Team McCaskill will be prepared. The same can be said for the Colombia-born Braekhus, who has been putting in a Rocky IV-esque camp in the snowy mountains of Big Bear, California with Abel Sanchez. “You feel like Rocky,” she laughs. “You’re up at six in the morning and going out and running in snow in the mountains.”
But how does this one go? Was this Rocky III with a devastating loss followed by a great comeback? Is it Rocky IV with Braekhus walking through fire to defeat a younger foe? Or do we just go with the original Rocky, the former champ giving another stellar effort only to lose on the scorecards? We know the only version Braekhus wants to see is one with her hand raised and her belts back at the end of 10 rounds, and if that is the result, she might even thank McCaskill for giving her the fire to run in the snow in the morning after thinking that she had possibly fought her final fight. “In this part of my career, you always think maybe the next fight could be the last, but this was definitely not the way for me to stop my career,” she said. “I always said when I lose to a better fighter, I’ll hang my gloves up. I don’t have any problems with that, and I wish them good luck. But that was not what happened this time. it didn’t take long before I was back in the gym training.”

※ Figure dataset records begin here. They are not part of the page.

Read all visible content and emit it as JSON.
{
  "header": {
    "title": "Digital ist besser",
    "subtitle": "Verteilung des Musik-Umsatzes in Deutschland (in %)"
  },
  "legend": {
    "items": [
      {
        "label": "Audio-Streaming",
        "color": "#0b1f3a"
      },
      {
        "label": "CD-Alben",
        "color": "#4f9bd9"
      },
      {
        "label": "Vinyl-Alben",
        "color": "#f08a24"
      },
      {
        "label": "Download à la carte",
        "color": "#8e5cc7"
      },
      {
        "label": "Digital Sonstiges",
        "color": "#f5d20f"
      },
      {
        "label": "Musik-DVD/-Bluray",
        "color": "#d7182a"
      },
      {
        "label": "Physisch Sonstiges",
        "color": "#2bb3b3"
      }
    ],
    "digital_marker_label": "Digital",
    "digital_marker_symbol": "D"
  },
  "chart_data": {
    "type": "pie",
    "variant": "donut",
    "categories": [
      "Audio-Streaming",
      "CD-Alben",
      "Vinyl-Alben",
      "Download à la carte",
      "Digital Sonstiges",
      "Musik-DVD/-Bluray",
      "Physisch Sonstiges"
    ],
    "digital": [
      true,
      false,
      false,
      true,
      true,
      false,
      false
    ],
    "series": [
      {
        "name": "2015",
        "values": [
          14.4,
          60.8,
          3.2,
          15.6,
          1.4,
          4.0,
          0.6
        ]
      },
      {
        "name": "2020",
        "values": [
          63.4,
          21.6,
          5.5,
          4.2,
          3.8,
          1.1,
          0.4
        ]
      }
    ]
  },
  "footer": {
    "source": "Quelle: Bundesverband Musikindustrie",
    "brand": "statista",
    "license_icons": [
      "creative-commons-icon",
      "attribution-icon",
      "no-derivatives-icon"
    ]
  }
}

And now it’s all about evening the score with McCaskill. Just don’t think we’ll see a third one if Braekhus does accomplish her mission. “I had a lot of motivation to get back in the gym very fast after the fight, but I don’t think this is my Ali-Frazier moment,” she said. “I think there will be bigger fights coming after McCaskill. But this is definitely a fight that really dragged me back into the boxing game, for sure. There will be a huge difference between the fighter you saw last year and the fighter in the ring March 13, without a doubt.”
Talk like that just made a good fight even better in terms of high stakes and drama. But they still have to get in there and perform. Braekhus is ready to do that, and so is McCaskill. “I need to make sure this isn’t a sloppy fight like my rematch I’ve done before,” the champion said. “I have to be very definitive in my actions. I would like to have a higher punch count. My punch count was ridiculously high last time, but I would love for my percentage to be higher, too. So I want to be patient, I want to wait for the right punches and that will get her completely off the board. There’s a lot of other things that I need to crush as well. She’s still ahead of me on some people’s pound-for-pound list. I don’t know how that makes sense. So that’s what I have to deal with.
“And I’m not talking about a huge right hand… I’m saying I’m going to be smart, I want to be accurate, I want to be clean.”